What there is to be hopeful about is the #BlackLivesMatter movement, he said. Young people are calling attention to the gap between democracy as an ideal and a reality.
Like the ’60s, young people are not just protesting, Joseph said. “They are organizing on behalf of social, political, economic racial justice.”
bwashuk@sunjournal.com
LEWISTON — Author, historian and Tufts University history professor Peniel E. Joseph gave the keynote speech Monday morning at Bates College Martin Luther King Jr. Day. The theme was: “Reimagining Martin Luther King Jr. in the Age of Obama and the Age of Ferguson.”
Joseph also gave out some homework recommendations to make the day more meaningful.

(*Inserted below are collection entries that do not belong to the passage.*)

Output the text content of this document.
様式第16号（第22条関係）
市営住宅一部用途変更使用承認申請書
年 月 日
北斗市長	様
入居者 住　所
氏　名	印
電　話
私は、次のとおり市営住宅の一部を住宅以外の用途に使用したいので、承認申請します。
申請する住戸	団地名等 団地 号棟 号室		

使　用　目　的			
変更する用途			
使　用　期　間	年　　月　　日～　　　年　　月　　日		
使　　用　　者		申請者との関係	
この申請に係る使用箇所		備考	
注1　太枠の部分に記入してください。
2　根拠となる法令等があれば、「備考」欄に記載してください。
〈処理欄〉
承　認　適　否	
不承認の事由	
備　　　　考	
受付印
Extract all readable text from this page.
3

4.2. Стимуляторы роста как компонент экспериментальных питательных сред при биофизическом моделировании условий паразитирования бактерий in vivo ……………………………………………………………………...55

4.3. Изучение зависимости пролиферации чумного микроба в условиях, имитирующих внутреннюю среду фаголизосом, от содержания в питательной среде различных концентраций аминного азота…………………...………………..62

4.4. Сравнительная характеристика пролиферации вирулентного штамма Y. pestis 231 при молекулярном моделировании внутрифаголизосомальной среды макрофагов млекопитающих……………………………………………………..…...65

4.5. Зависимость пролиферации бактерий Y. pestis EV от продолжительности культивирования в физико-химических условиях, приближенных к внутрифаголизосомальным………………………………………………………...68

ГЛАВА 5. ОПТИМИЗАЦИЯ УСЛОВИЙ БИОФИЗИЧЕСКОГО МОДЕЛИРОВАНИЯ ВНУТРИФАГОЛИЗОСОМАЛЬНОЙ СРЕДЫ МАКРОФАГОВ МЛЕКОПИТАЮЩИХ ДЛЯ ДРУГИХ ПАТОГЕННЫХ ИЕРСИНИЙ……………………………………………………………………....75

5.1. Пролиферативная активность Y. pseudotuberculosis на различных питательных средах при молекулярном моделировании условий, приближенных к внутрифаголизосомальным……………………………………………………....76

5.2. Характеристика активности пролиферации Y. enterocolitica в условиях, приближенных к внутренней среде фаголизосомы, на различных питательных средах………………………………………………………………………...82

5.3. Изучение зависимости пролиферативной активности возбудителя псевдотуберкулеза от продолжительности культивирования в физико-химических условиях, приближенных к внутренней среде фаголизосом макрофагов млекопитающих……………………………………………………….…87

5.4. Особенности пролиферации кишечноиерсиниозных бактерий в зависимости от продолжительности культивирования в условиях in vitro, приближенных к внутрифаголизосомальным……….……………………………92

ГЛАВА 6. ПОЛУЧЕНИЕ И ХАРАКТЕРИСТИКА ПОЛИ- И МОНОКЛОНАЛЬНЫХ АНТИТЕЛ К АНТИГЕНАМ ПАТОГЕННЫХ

You don’t need to be a college student to follow his advice.
• See the movie “Selma”
King didn’t make the civil rights movement, the movement made him, Joseph said. “That’s what’s so special and extraordinary about the new movie ‘Selma,’ which I would implore everybody to see,” Joseph said Monday from Bates. The movie shows how the movement was a grassroots struggle, how ordinary citizens “black, white and everything in between came together.”
According to Flagship Cinemas Manager Nancy Holt in Auburn, she’s received numerous requests to show the film but it has a limited release. She has made a request for the movie, but as of Friday had not yet received confirmation it would come to Auburn.
It is playing at Cinemagic locations in Saco, Westbrook and South Portland, and at Regal theaters in Brunswick and Augusta.
• Read a good book: “The Rebellious Life of Mrs. Rosa Parks” by Jeanne Theoharis.
The professor called it an “extraordinary biography” about the radical political activist who was run out of Montgomery, Ala.
• Google President John F. Kennedy civil rights speech on June 11, 1963
It was a national, televised speech on the same day that Alabama Gov. George Wallace took his famous stand to stop integration. Professor Joseph called JFK’s speech “the best speech on civil rights that any American president has ever given since Lincoln.”
Given months before Kennedy was assassinated, Joseph called it extraordinary because a sitting American president said civil rights was “part of our national creed,” Joseph said. “He’s using the language of the movement, of Martin Luther King Jr.”